5-Davacı-karşı davalı kadının evlilik birliğinin temelinden sarsılmasında ağır kusurlu olmadığı anlaşıldığına göre; mahkemece kadının çalışma durumunun araştırılarak, sürekli çalışıp çalışmadığı, işten ayrılmış ise ayrılma sebebi, sürekli çalışıyor ise gelirinin davacı-karşı davalı kadını yoksulluğa düşmekten kurtarıp kurtarmayacağı araştırılıp değerlendirilerek yoksulluk nafakası istemi hakkında bir karar verilmesi gerekirken, davacı-karşı davalı tarafın evlilik birliğinin temelinden sarsılmasında eşit kusurlu olduğu gerekçesi ile yazılı şekilde yoksulluk nafakası isteminin reddine karar verilmiş olması isabetsiz olup bozmayı gerektirmiştir.

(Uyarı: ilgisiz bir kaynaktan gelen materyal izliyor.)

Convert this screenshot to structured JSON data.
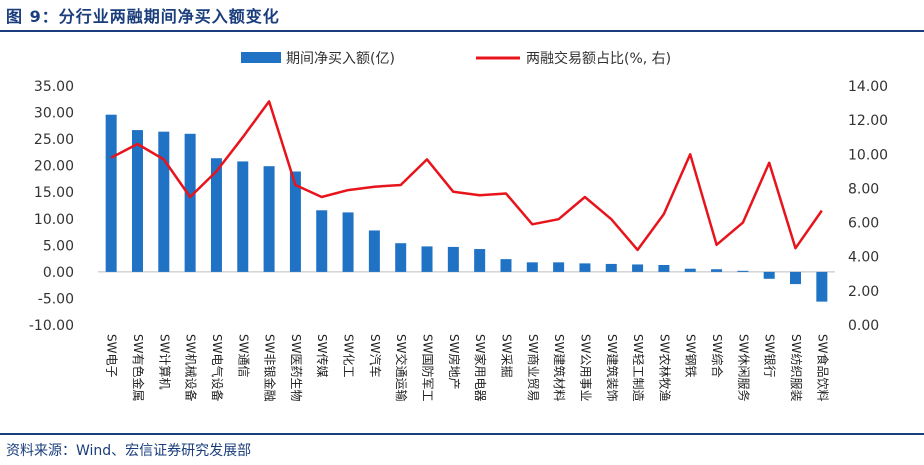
{
  "figure": {
    "title": "图 9：分行业两融期间净买入额变化",
    "source": "资料来源：Wind、宏信证券研究发展部"
  },
  "chart_data": {
    "type": "bar",
    "categories": [
      "SW电子",
      "SW有色金属",
      "SW计算机",
      "SW机械设备",
      "SW电气设备",
      "SW通信",
      "SW非银金融",
      "SW医药生物",
      "SW传媒",
      "SW化工",
      "SW汽车",
      "SW交通运输",
      "SW国防军工",
      "SW房地产",
      "SW家用电器",
      "SW采掘",
      "SW商业贸易",
      "SW建筑材料",
      "SW公用事业",
      "SW建筑装饰",
      "SW轻工制造",
      "SW农林牧渔",
      "SW钢铁",
      "SW综合",
      "SW休闲服务",
      "SW银行",
      "SW纺织服装",
      "SW食品饮料"
    ],
    "series": [
      {
        "name": "期间净买入额(亿)",
        "type": "bar",
        "axis": "left",
        "color": "#1f72c4",
        "values": [
          29.6,
          26.7,
          26.4,
          26.0,
          21.4,
          20.8,
          19.9,
          18.9,
          11.6,
          11.2,
          7.8,
          5.4,
          4.8,
          4.7,
          4.3,
          2.4,
          1.8,
          1.8,
          1.6,
          1.5,
          1.4,
          1.3,
          0.6,
          0.5,
          0.2,
          -1.3,
          -2.3,
          -5.6
        ]
      },
      {
        "name": "两融交易额占比(%, 右)",
        "type": "line",
        "axis": "right",
        "color": "#e8141c",
        "values": [
          9.8,
          10.6,
          9.7,
          7.5,
          9.0,
          11.0,
          13.1,
          8.2,
          7.5,
          7.9,
          8.1,
          8.2,
          9.7,
          7.8,
          7.6,
          7.7,
          5.9,
          6.2,
          7.5,
          6.2,
          4.4,
          6.5,
          10.0,
          4.7,
          6.0,
          9.5,
          4.5,
          6.7
        ]
      }
    ],
    "y_left": {
      "ylim": [
        -10,
        35
      ],
      "ticks": [
        "35.00",
        "30.00",
        "25.00",
        "20.00",
        "15.00",
        "10.00",
        "5.00",
        "0.00",
        "-5.00",
        "-10.00"
      ]
    },
    "y_right": {
      "ylim": [
        0,
        14
      ],
      "ticks": [
        "14.00",
        "12.00",
        "10.00",
        "8.00",
        "6.00",
        "4.00",
        "2.00",
        "0.00"
      ]
    },
    "legend": {
      "placement": "top-center"
    },
    "grid": false
  }
}
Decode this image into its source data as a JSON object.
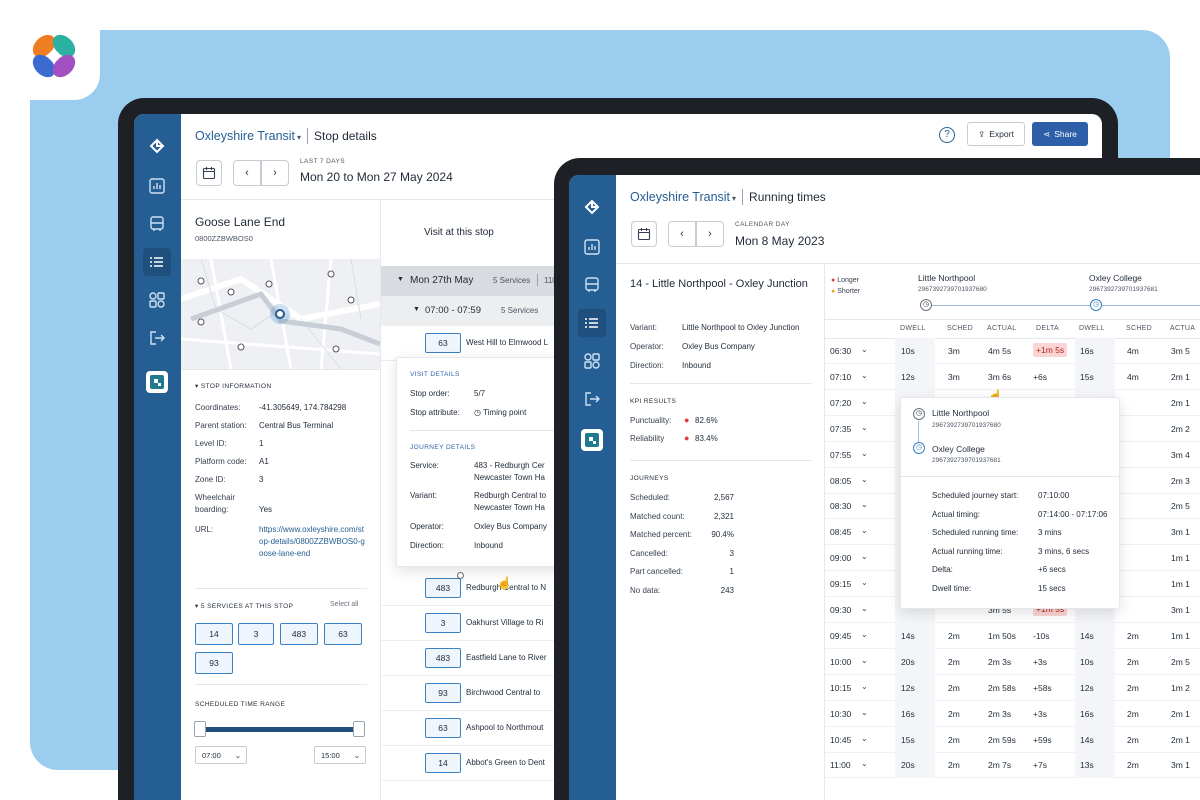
{
  "screen1": {
    "brand": "Oxleyshire Transit",
    "page_title": "Stop details",
    "export_label": "Export",
    "share_label": "Share",
    "date_caption": "LAST 7 DAYS",
    "date_range": "Mon 20 to Mon 27 May 2024",
    "stop_name": "Goose Lane End",
    "stop_code": "0800ZZBWBOS0",
    "stop_info_title": "STOP INFORMATION",
    "info": [
      {
        "k": "Coordinates:",
        "v": "-41.305649, 174.784298"
      },
      {
        "k": "Parent station:",
        "v": "Central Bus Terminal"
      },
      {
        "k": "Level ID:",
        "v": "1"
      },
      {
        "k": "Platform code:",
        "v": "A1"
      },
      {
        "k": "Zone ID:",
        "v": "3"
      },
      {
        "k": "Wheelchair boarding:",
        "v": "Yes"
      },
      {
        "k": "URL:",
        "v": "https://www.oxleyshire.com/stop-details/0800ZZBWBOS0-goose-lane-end"
      }
    ],
    "services_title": "5 SERVICES AT THIS STOP",
    "select_all": "Select all",
    "services": [
      "14",
      "3",
      "483",
      "63",
      "93"
    ],
    "time_range_title": "SCHEDULED TIME RANGE",
    "time_from": "07:00",
    "time_to": "15:00",
    "visit_tab": "Visit at this stop",
    "day_group": "Mon 27th May",
    "day_services": "5 Services",
    "day_extra": "110",
    "hour_group": "07:00 - 07:59",
    "hour_services": "5 Services",
    "journeys": [
      {
        "num": "63",
        "route": "West Hill to Elmwood L"
      },
      {
        "num": "483",
        "route": "Redburgh Central to N"
      },
      {
        "num": "3",
        "route": "Oakhurst Village to Ri"
      },
      {
        "num": "483",
        "route": "Eastfield Lane to River"
      },
      {
        "num": "93",
        "route": "Birchwood Central to"
      },
      {
        "num": "63",
        "route": "Ashpool to Northmout"
      },
      {
        "num": "14",
        "route": "Abbot's Green to Dent"
      }
    ],
    "popup": {
      "visit_title": "VISIT DETAILS",
      "stop_order_k": "Stop order:",
      "stop_order_v": "5/7",
      "stop_attr_k": "Stop attribute:",
      "stop_attr_v": "Timing point",
      "journey_title": "JOURNEY DETAILS",
      "service_k": "Service:",
      "service_v1": "483 - Redburgh Cer",
      "service_v2": "Newcaster Town Ha",
      "variant_k": "Variant:",
      "variant_v1": "Redburgh Central to",
      "variant_v2": "Newcaster Town Ha",
      "operator_k": "Operator:",
      "operator_v": "Oxley Bus Company",
      "direction_k": "Direction:",
      "direction_v": "Inbound"
    }
  },
  "screen2": {
    "brand": "Oxleyshire Transit",
    "page_title": "Running times",
    "date_caption": "CALENDAR DAY",
    "date": "Mon 8 May 2023",
    "route_title": "14 - Little Northpool - Oxley Junction",
    "meta": [
      {
        "k": "Variant:",
        "v": "Little Northpool to Oxley Junction"
      },
      {
        "k": "Operator:",
        "v": "Oxley Bus Company"
      },
      {
        "k": "Direction:",
        "v": "Inbound"
      }
    ],
    "kpi_title": "KPI RESULTS",
    "kpis": [
      {
        "k": "Punctuality:",
        "v": "82.6%"
      },
      {
        "k": "Reliability",
        "v": "83.4%"
      }
    ],
    "journeys_title": "JOURNEYS",
    "journey_stats": [
      {
        "k": "Scheduled:",
        "v": "2,567"
      },
      {
        "k": "Matched count:",
        "v": "2,321"
      },
      {
        "k": "Matched percent:",
        "v": "90.4%"
      },
      {
        "k": "Cancelled:",
        "v": "3"
      },
      {
        "k": "Part cancelled:",
        "v": "1"
      },
      {
        "k": "No data:",
        "v": "243"
      }
    ],
    "legend_longer": "Longer",
    "legend_shorter": "Shorter",
    "stop_a_name": "Little Northpool",
    "stop_a_code": "2967392739701937680",
    "stop_b_name": "Oxley College",
    "stop_b_code": "2967392739701937681",
    "columns": [
      "DWELL",
      "SCHED",
      "ACTUAL",
      "DELTA",
      "DWELL",
      "SCHED",
      "ACTUA"
    ],
    "rows": [
      {
        "time": "06:30",
        "dwell": "10s",
        "sched": "3m",
        "actual": "4m 5s",
        "delta": "+1m 5s",
        "dwell2": "16s",
        "sched2": "4m",
        "actual2": "3m 5"
      },
      {
        "time": "07:10",
        "dwell": "12s",
        "sched": "3m",
        "actual": "3m 6s",
        "delta": "+6s",
        "dwell2": "15s",
        "sched2": "4m",
        "actual2": "2m 1"
      },
      {
        "time": "07:20",
        "dwell": "",
        "sched": "",
        "actual": "",
        "delta": "",
        "dwell2": "",
        "sched2": "",
        "actual2": "2m 1"
      },
      {
        "time": "07:35",
        "dwell": "",
        "sched": "",
        "actual": "",
        "delta": "",
        "dwell2": "",
        "sched2": "",
        "actual2": "2m 2"
      },
      {
        "time": "07:55",
        "dwell": "",
        "sched": "",
        "actual": "",
        "delta": "",
        "dwell2": "",
        "sched2": "",
        "actual2": "3m 4"
      },
      {
        "time": "08:05",
        "dwell": "",
        "sched": "",
        "actual": "",
        "delta": "",
        "dwell2": "",
        "sched2": "",
        "actual2": "2m 3"
      },
      {
        "time": "08:30",
        "dwell": "",
        "sched": "",
        "actual": "",
        "delta": "",
        "dwell2": "",
        "sched2": "",
        "actual2": "2m 5"
      },
      {
        "time": "08:45",
        "dwell": "",
        "sched": "",
        "actual": "",
        "delta": "",
        "dwell2": "",
        "sched2": "",
        "actual2": "3m 1"
      },
      {
        "time": "09:00",
        "dwell": "",
        "sched": "",
        "actual": "",
        "delta": "",
        "dwell2": "",
        "sched2": "",
        "actual2": "1m 1"
      },
      {
        "time": "09:15",
        "dwell": "",
        "sched": "",
        "actual": "",
        "delta": "",
        "dwell2": "",
        "sched2": "",
        "actual2": "1m 1"
      },
      {
        "time": "09:30",
        "dwell": "",
        "sched": "",
        "actual": "3m 5s",
        "delta": "+1m 5s",
        "dwell2": "",
        "sched2": "",
        "actual2": "3m 1"
      },
      {
        "time": "09:45",
        "dwell": "14s",
        "sched": "2m",
        "actual": "1m 50s",
        "delta": "-10s",
        "dwell2": "14s",
        "sched2": "2m",
        "actual2": "1m 1"
      },
      {
        "time": "10:00",
        "dwell": "20s",
        "sched": "2m",
        "actual": "2m 3s",
        "delta": "+3s",
        "dwell2": "10s",
        "sched2": "2m",
        "actual2": "2m 5"
      },
      {
        "time": "10:15",
        "dwell": "12s",
        "sched": "2m",
        "actual": "2m 58s",
        "delta": "+58s",
        "dwell2": "12s",
        "sched2": "2m",
        "actual2": "1m 2"
      },
      {
        "time": "10:30",
        "dwell": "16s",
        "sched": "2m",
        "actual": "2m 3s",
        "delta": "+3s",
        "dwell2": "16s",
        "sched2": "2m",
        "actual2": "2m 1"
      },
      {
        "time": "10:45",
        "dwell": "15s",
        "sched": "2m",
        "actual": "2m 59s",
        "delta": "+59s",
        "dwell2": "14s",
        "sched2": "2m",
        "actual2": "2m 1"
      },
      {
        "time": "11:00",
        "dwell": "20s",
        "sched": "2m",
        "actual": "2m 7s",
        "delta": "+7s",
        "dwell2": "13s",
        "sched2": "2m",
        "actual2": "3m 1"
      }
    ],
    "popup": {
      "from_name": "Little Northpool",
      "from_code": "2967392739701937680",
      "to_name": "Oxley College",
      "to_code": "2967392739701937681",
      "fields": [
        {
          "k": "Scheduled journey start:",
          "v": "07:10:00"
        },
        {
          "k": "Actual timing:",
          "v": "07:14:00 - 07:17:06"
        },
        {
          "k": "Scheduled running time:",
          "v": "3 mins"
        },
        {
          "k": "Actual running time:",
          "v": "3 mins, 6 secs"
        },
        {
          "k": "Delta:",
          "v": "+6 secs"
        },
        {
          "k": "Dwell time:",
          "v": "15 secs"
        }
      ]
    }
  },
  "colors": {
    "sidebar": "#255e93",
    "background": "#9bcdee",
    "accent": "#2d5fa8",
    "delta_red": "#fbd5d5",
    "kpi_red": "#e23b3b"
  }
}
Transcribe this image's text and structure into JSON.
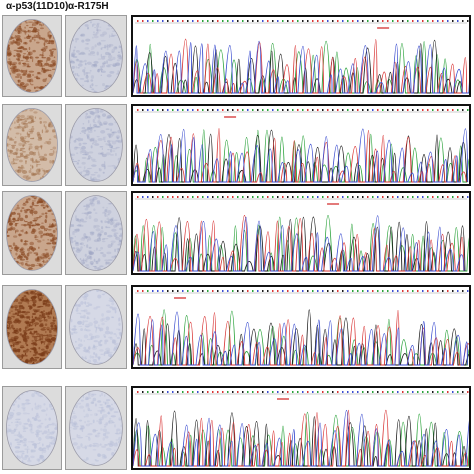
{
  "figure": {
    "columns": [
      {
        "label": "α-p53(11D10)"
      },
      {
        "label": "α-R175H"
      }
    ],
    "rows": [
      {
        "stain_a": "heavy",
        "stain_b": "light"
      },
      {
        "stain_a": "medium",
        "stain_b": "light"
      },
      {
        "stain_a": "heavy",
        "stain_b": "light"
      },
      {
        "stain_a": "very-heavy",
        "stain_b": "none"
      },
      {
        "stain_a": "none",
        "stain_b": "none"
      }
    ],
    "colors": {
      "trace_green": "#2aa23a",
      "trace_black": "#1a1a1a",
      "trace_red": "#d93535",
      "trace_blue": "#3c4ed0",
      "stain_brown": "#8a4a24",
      "tissue_blue": "#b8bfd8",
      "marker": "#d02020"
    }
  }
}
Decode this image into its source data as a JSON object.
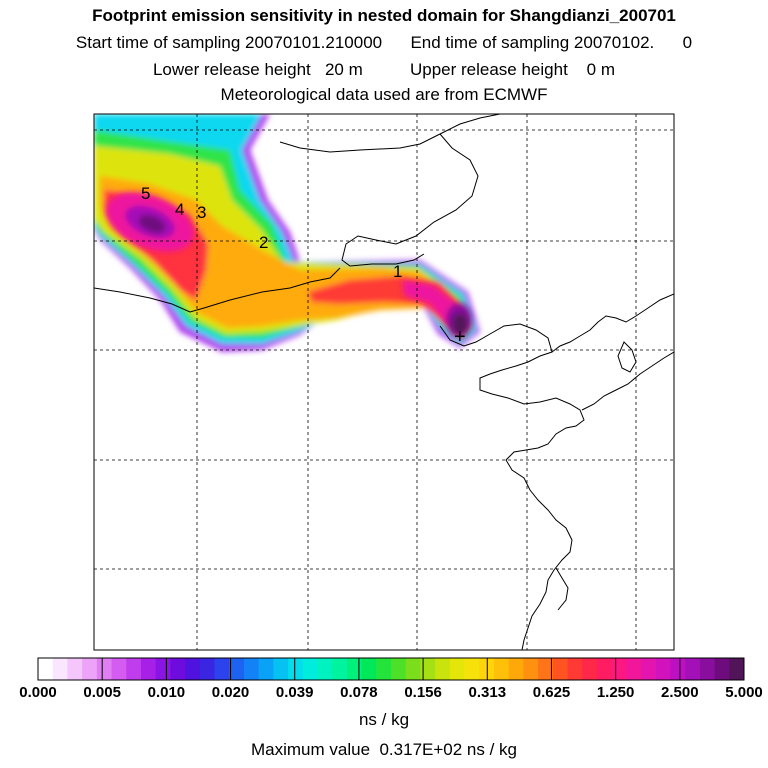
{
  "header": {
    "title": "Footprint emission sensitivity in nested domain for Shangdianzi_200701",
    "sampling_line": "Start time of sampling 20070101.210000      End time of sampling 20070102.      0",
    "release_line": "Lower release height   20 m          Upper release height    0 m",
    "met_line": "Meteorological data used are from ECMWF"
  },
  "map": {
    "day_markers": [
      "1",
      "2",
      "3",
      "4",
      "5"
    ],
    "receptor_symbol": "+"
  },
  "colorbar": {
    "tick_labels": [
      "0.000",
      "0.005",
      "0.010",
      "0.020",
      "0.039",
      "0.078",
      "0.156",
      "0.313",
      "0.625",
      "1.250",
      "2.500",
      "5.000"
    ],
    "colors": [
      "#ffffff",
      "#fbe6ff",
      "#f4c6fb",
      "#eda4f8",
      "#e17ef4",
      "#d45cf0",
      "#c03ded",
      "#a620e8",
      "#8a14e4",
      "#6e0ce0",
      "#5012de",
      "#3a26e2",
      "#2c42ec",
      "#1e62f2",
      "#1282f6",
      "#0aa2f6",
      "#06c2f2",
      "#02dcec",
      "#00ecdc",
      "#00f2c0",
      "#00f4a0",
      "#00f07c",
      "#00e85a",
      "#24e43c",
      "#4ce028",
      "#7ade1c",
      "#a4e014",
      "#c8e40c",
      "#e4e60a",
      "#f6e20a",
      "#fed40a",
      "#ffc00a",
      "#ffa80a",
      "#ff9010",
      "#ff7418",
      "#ff5422",
      "#ff3a34",
      "#ff2848",
      "#ff1c62",
      "#fc1880",
      "#f2169a",
      "#e414ae",
      "#d212bc",
      "#bc10c2",
      "#a410b8",
      "#8a0e9e",
      "#6e0c7e",
      "#521458"
    ],
    "units": "ns / kg",
    "max_value_text": "Maximum value  0.317E+02 ns / kg"
  }
}
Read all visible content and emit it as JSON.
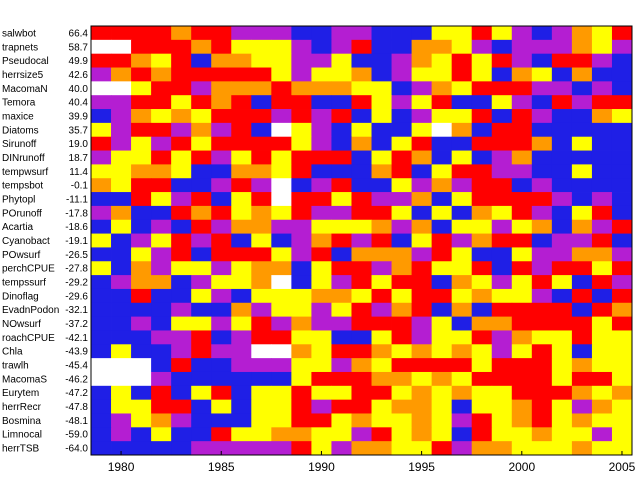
{
  "chart_data": {
    "type": "heatmap",
    "title": "",
    "xlabel": "",
    "ylabel": "",
    "x_years": [
      1979,
      1980,
      1981,
      1982,
      1983,
      1984,
      1985,
      1986,
      1987,
      1988,
      1989,
      1990,
      1991,
      1992,
      1993,
      1994,
      1995,
      1996,
      1997,
      1998,
      1999,
      2000,
      2001,
      2002,
      2003,
      2004,
      2005
    ],
    "x_ticks": [
      1980,
      1985,
      1990,
      1995,
      2000,
      2005
    ],
    "palette": {
      "B": "#1f1fe6",
      "P": "#b41ed2",
      "R": "#ff0000",
      "O": "#ff9a00",
      "Y": "#ffff00",
      "W": "#ffffff"
    },
    "rows": [
      {
        "name": "salwbot",
        "value": "66.4",
        "cells": "RRRRORRPPPBBPPBBBYYRYPBPOYR"
      },
      {
        "name": "trapnets",
        "value": "58.7",
        "cells": "WWRRRORYYYPBPRBBOOYPBPPPOYP"
      },
      {
        "name": "Pseudocal",
        "value": "49.9",
        "cells": "RROYRBOOYYPPYBBPOYRYRPBRRPB"
      },
      {
        "name": "herrsize5",
        "value": "42.6",
        "cells": "PORORRRRRYPYYOBPYYRYBOYBOBB"
      },
      {
        "name": "MacomaN",
        "value": "40.0",
        "cells": "WWYRRPOOOROOOYYBPOYRRRPPBPB"
      },
      {
        "name": "Temora",
        "value": "40.4",
        "cells": "PPRRYRORBRRBBRYPYRBBYPBRPRR"
      },
      {
        "name": "maxice",
        "value": "39.9",
        "cells": "BPOYOYRRRPRPRBYBPYYRBRPBBOY"
      },
      {
        "name": "Diatoms",
        "value": "35.7",
        "cells": "YPRRPOPRBWYPBYBBYWOBRRBBBBB"
      },
      {
        "name": "Sirunoff",
        "value": "19.0",
        "cells": "RPYPRYRRRRYPBOBYRBBRRROBYBB"
      },
      {
        "name": "DINrunoff",
        "value": "18.7",
        "cells": "PYYRYRPYRYRRRBYROBYBPOBBBBB"
      },
      {
        "name": "tempwsurf",
        "value": "11.4",
        "cells": "YYOOYBBOOYRBBBORBYRRPPBBYBB"
      },
      {
        "name": "tempsbot",
        "value": "-0.1",
        "cells": "OYRRBBPRPWBPRBBYPOPRRBPBBBB"
      },
      {
        "name": "Phytopl",
        "value": "-11.1",
        "cells": "BBRYPRBYRWRRYRPPOBYRRRRPBPB"
      },
      {
        "name": "POrunoff",
        "value": "-17.8",
        "cells": "POBBRORYOYRPPRRYBYBOYRPBYRB"
      },
      {
        "name": "Acartia",
        "value": "-18.6",
        "cells": "BYBPBRPOOPPYYYOPOBYYPYOBOPR"
      },
      {
        "name": "Cyanobact",
        "value": "-19.1",
        "cells": "YBPYRPRBYBPORPRBYRPORRBPPRB"
      },
      {
        "name": "POwsurf",
        "value": "-26.5",
        "cells": "BBYPRBRRRYPRBOOOPRYBBYPPOOP"
      },
      {
        "name": "perchCPUE",
        "value": "-27.8",
        "cells": "YBOPYYPYOOBYRRPORYYRBRPRRYR"
      },
      {
        "name": "tempssurf",
        "value": "-29.2",
        "cells": "BPOOBPYYOWBYPRYRRBOYPYRYBRP"
      },
      {
        "name": "Dinoflag",
        "value": "-29.6",
        "cells": "BBRBBYPBYYYOOYRYRRYOYYPBRBR"
      },
      {
        "name": "EvadnPodon",
        "value": "-32.1",
        "cells": "BBBBPBBOPYYPYRPORBOBRRRRBRO"
      },
      {
        "name": "NOwsurf",
        "value": "-37.2",
        "cells": "BBPBYYPYRPOPPRRRPYBOORRRRYR"
      },
      {
        "name": "roachCPUE",
        "value": "-42.1",
        "cells": "BBBPPRBPRRYYBBYRPYYRPOYYRYY"
      },
      {
        "name": "Chla",
        "value": "-43.9",
        "cells": "BYBBPRPPWWOYRROYOYOYPYRYBYY"
      },
      {
        "name": "trawlh",
        "value": "-45.4",
        "cells": "WWWBRBBPPPYYPOYRRRRYRRRYOYY"
      },
      {
        "name": "MacomaS",
        "value": "-46.2",
        "cells": "WWWPBBBBBBYRRROOYOYRRRRYRRY"
      },
      {
        "name": "Eurytem",
        "value": "-47.2",
        "cells": "BYBRBYRBYYRYYRRYOYOYYRRROYO"
      },
      {
        "name": "herrRecr",
        "value": "-47.8",
        "cells": "BYYRRBYBYYRPRRYOOYBYYORYPOY"
      },
      {
        "name": "Bosmina",
        "value": "-48.1",
        "cells": "BPYOPBBBYYRRYOYYOYPRYORYOYY"
      },
      {
        "name": "Limnocal",
        "value": "-59.0",
        "cells": "BPBYBBRYYOOYYPRYOYBRYYOYYPY"
      },
      {
        "name": "herrTSB",
        "value": "-64.0",
        "cells": "BBBBBPPPPPRYPOOYYRPOOYYYOYY"
      }
    ]
  }
}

SONUÇ: Temyiz edilen hükmün yukarıda 2.,3.,4. ve 5. bentlerde gösterilen sebeplerle BOZULMASINA, bozma kapsamı dışında kalan bölümlerinin ise yukarıda 1. bentte gösterilen sebeple karşı davada boşanma bakımından hükmün gerekçesi değiştirilmek suretiyle ONANMASINA, duruşma için takdir olunan 1.100.00 TL vekalet ücretinin İsmail’den alınıp Necmiye’ye verilmesine, temyiz peşin harcının istek halinde yatırana geri verilmesine, işbu kararın tebliğinden itibaren 15 gün içinde karar düzeltme yolu açık olmak üzere oybirliğiyle karar verildi. 14.09.2015(Pzt.)